Case ID: ga-app_106/html/0724-01.html
Source: Caselaw Access Project
Author: {"author": "Frankum, Judge.", "license": "Public Domain", "url": "https://static.case.law/"}
Date Created: 2024-08-24T03:29:51.129683

39578.
    STATE HIGHWAY DEPARTMENT v. BENNETT et al.
    Decided October 5, 1962.
    
      
      Eugene Cook, Attorney General, Carter Goode, Paul Miller, E. J. Summerour, Assistant Attorneys General, William J. Gibbons, Asa D. Kelley, Jr., Deputy Assistant Attorneys General, S. B. McCall, for plaintiff in error.
    
      Seymour S. Owens, W. E. Bice, James B. Whiddon, contra.
   Frankum, Judge.

The evidence shows that the strip of land condemned did not adjoin a limited access highway, and the remaining property of the condemnee from which the strip of land was taken did not adjoin a limited access highway. The strip of land did adjoin a highway which was not a limited access highway and was taken for the purpose of improving said highway. The evidence further shows that the highway adjoining the condemnee’s property crosses over a limited access highway (Interstate 75) near her property, and that there are ramps at said crossing for use in entering and leaving said limited access highway.

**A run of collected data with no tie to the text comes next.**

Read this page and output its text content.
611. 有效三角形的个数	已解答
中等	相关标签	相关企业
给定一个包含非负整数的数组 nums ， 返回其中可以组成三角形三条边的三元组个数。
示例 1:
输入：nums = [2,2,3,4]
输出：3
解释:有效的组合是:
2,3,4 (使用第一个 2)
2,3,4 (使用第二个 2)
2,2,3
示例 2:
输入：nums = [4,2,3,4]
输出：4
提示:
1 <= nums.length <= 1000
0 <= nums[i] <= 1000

The charge complained of probably confused and misled the jury, in that it may have impressed upon them that they were authorized to award consequential damages on the theory that the condemnee’s land was taken for use as a part of a limited access highway, and that her remaining land would abut a limited access highway, when such was not the case.

The situation is best stated in the ruling of Central Ga. Power Co. v. Cornwell, 139 Ga. 1, 6 (76 SE 387, AC 1914A 880): “The charges complained of . . . were not warranted by the evidence, and therefore, under the repeated rulings of this court, were erroneous. It is argued that if these charges were erroneous, they were harmless, as the jury only considered the value proved for one purpose, namely, the agricultural value. We have no means of knowing that the jury so limited themselves, and can not say, as a matter of law, that the instructions complained of were harmless. They were probably confusing and misleading to the jury, and require a new trial."

Judgment reversed.

Nichols, P. J., and Jordan, J., concur.